While I was growing up, there was never a question about whether or not to go to college. It was next on the docket. I was not afforded the luxury of another option — if I want to be successful, I have to go to school and put myself in a position to flourish. Yet, it was difficult to envision myself in a college setting. The portrayal of Black figures in the media usually does not encompass Black women as members of academia. 

Since transferring to Sacramento State, I have found it easier to view my voice as valid due to the diversity of peers and professors that surround me — I began to understand the power of connection. 

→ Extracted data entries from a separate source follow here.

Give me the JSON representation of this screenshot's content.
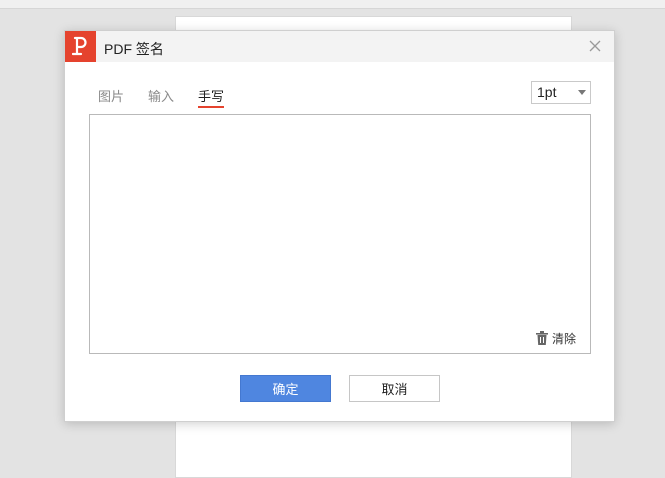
{
  "dialog": {
    "title": "PDF 签名",
    "tabs": [
      {
        "label": "图片",
        "active": false
      },
      {
        "label": "输入",
        "active": false
      },
      {
        "label": "手写",
        "active": true
      }
    ],
    "pen_size": "1pt",
    "clear_label": "清除",
    "confirm_label": "确定",
    "cancel_label": "取消"
  },
  "colors": {
    "accent": "#e5432e",
    "primary_button": "#4f86e0"
  },
  "icons": [
    "pdf-logo-icon",
    "close-icon",
    "trash-icon",
    "chevron-down-icon"
  ]
}
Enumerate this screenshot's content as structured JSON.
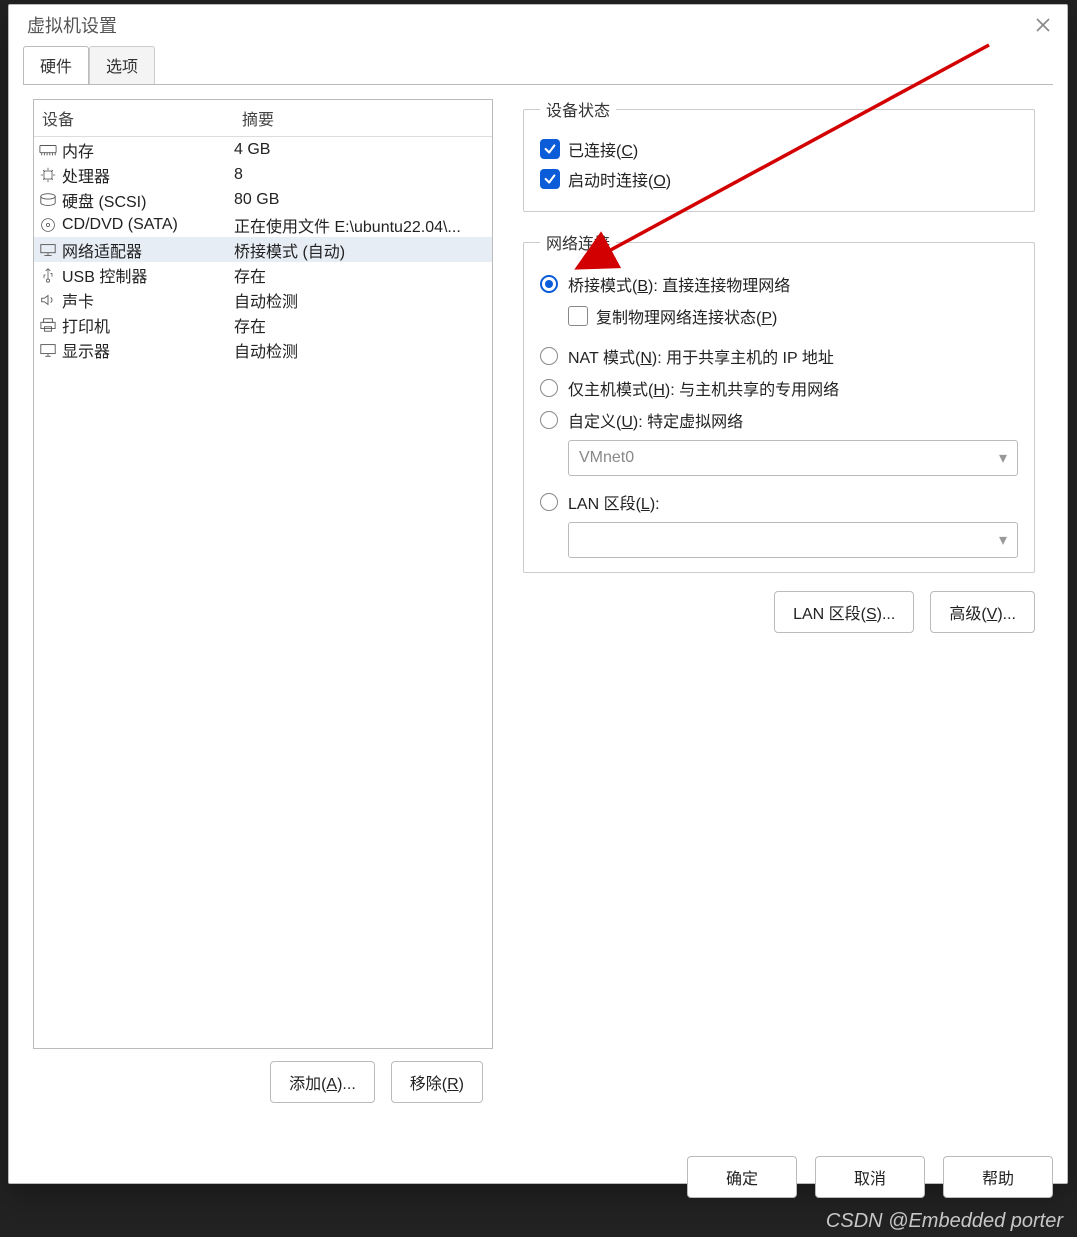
{
  "title": "虚拟机设置",
  "tabs": {
    "hardware": "硬件",
    "options": "选项"
  },
  "table": {
    "h_device": "设备",
    "h_summary": "摘要",
    "rows": [
      {
        "icon": "memory-icon",
        "name": "内存",
        "summary": "4 GB"
      },
      {
        "icon": "cpu-icon",
        "name": "处理器",
        "summary": "8"
      },
      {
        "icon": "disk-icon",
        "name": "硬盘 (SCSI)",
        "summary": "80 GB"
      },
      {
        "icon": "cd-icon",
        "name": "CD/DVD (SATA)",
        "summary": "正在使用文件 E:\\ubuntu22.04\\..."
      },
      {
        "icon": "network-icon",
        "name": "网络适配器",
        "summary": "桥接模式 (自动)"
      },
      {
        "icon": "usb-icon",
        "name": "USB 控制器",
        "summary": "存在"
      },
      {
        "icon": "sound-icon",
        "name": "声卡",
        "summary": "自动检测"
      },
      {
        "icon": "printer-icon",
        "name": "打印机",
        "summary": "存在"
      },
      {
        "icon": "display-icon",
        "name": "显示器",
        "summary": "自动检测"
      }
    ],
    "selected_index": 4
  },
  "device_status": {
    "legend": "设备状态",
    "connected_label_pre": "已连接(",
    "connected_hot": "C",
    "connected_label_post": ")",
    "connect_at_poweron_pre": "启动时连接(",
    "connect_at_poweron_hot": "O",
    "connect_at_poweron_post": ")"
  },
  "network": {
    "legend": "网络连接",
    "bridged_pre": "桥接模式(",
    "bridged_hot": "B",
    "bridged_post": "): 直接连接物理网络",
    "replicate_pre": "复制物理网络连接状态(",
    "replicate_hot": "P",
    "replicate_post": ")",
    "nat_pre": "NAT 模式(",
    "nat_hot": "N",
    "nat_post": "): 用于共享主机的 IP 地址",
    "hostonly_pre": "仅主机模式(",
    "hostonly_hot": "H",
    "hostonly_post": "): 与主机共享的专用网络",
    "custom_pre": "自定义(",
    "custom_hot": "U",
    "custom_post": "): 特定虚拟网络",
    "custom_select": "VMnet0",
    "lanseg_pre": "LAN 区段(",
    "lanseg_hot": "L",
    "lanseg_post": ":",
    "lanseg_select": ""
  },
  "right_buttons": {
    "lan_pre": "LAN 区段(",
    "lan_hot": "S",
    "lan_post": ")...",
    "adv_pre": "高级(",
    "adv_hot": "V",
    "adv_post": ")..."
  },
  "left_buttons": {
    "add_pre": "添加(",
    "add_hot": "A",
    "add_post": ")...",
    "remove_pre": "移除(",
    "remove_hot": "R",
    "remove_post": ")"
  },
  "footer": {
    "ok": "确定",
    "cancel": "取消",
    "help": "帮助"
  },
  "watermark": "CSDN @Embedded porter"
}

An icon can be any person who positively impacts those around them, and can be as simple the person in front of the class or the one sitting next to you.

At Sac State, in the classroom and walking on campus, I rarely find myself questioning the reason for attending college. Being surrounded by peers of similar racial backgrounds has given me a sense of belonging on campus -— I feel less out of place.

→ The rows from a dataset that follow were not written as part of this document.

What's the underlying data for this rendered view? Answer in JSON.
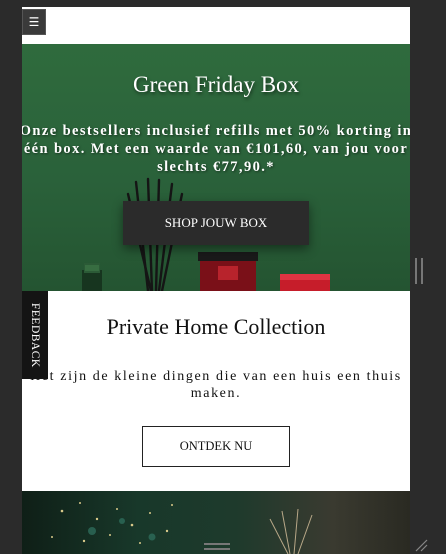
{
  "toolbar": {
    "menu_icon": "☰"
  },
  "hero": {
    "title": "Green Friday Box",
    "text": "Onze bestsellers inclusief refills met 50% korting in één box. Met een waarde van €101,60, van jou voor slechts €77,90.*",
    "cta_label": "SHOP JOUW BOX",
    "background_color": "#2a613a"
  },
  "section2": {
    "title": "Private Home Collection",
    "text": "Het zijn de kleine dingen die van een huis een thuis maken.",
    "cta_label": "ONTDEK NU"
  },
  "feedback": {
    "label": "FEEDBACK"
  },
  "icons": {
    "menu": "hamburger-icon",
    "scroll": "scroll-handle-icon",
    "resize": "resize-grip-icon"
  }
}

When I see people who I can identify with looking like they feel comfortable in their own skin, it becomes easier for me to feel comfortable in the same right.

While there are times where I still find myself questioning the legitimacy of my words and the value of the space I occupy, I am aware that, like everyone else, I have a right to the world around me. 

I no longer find myself worrying about sitting in the back of the class because I fear that my hair will block someone’s view and I no longer form my sentences worried about reinforcing stereotypes that others have forced onto me.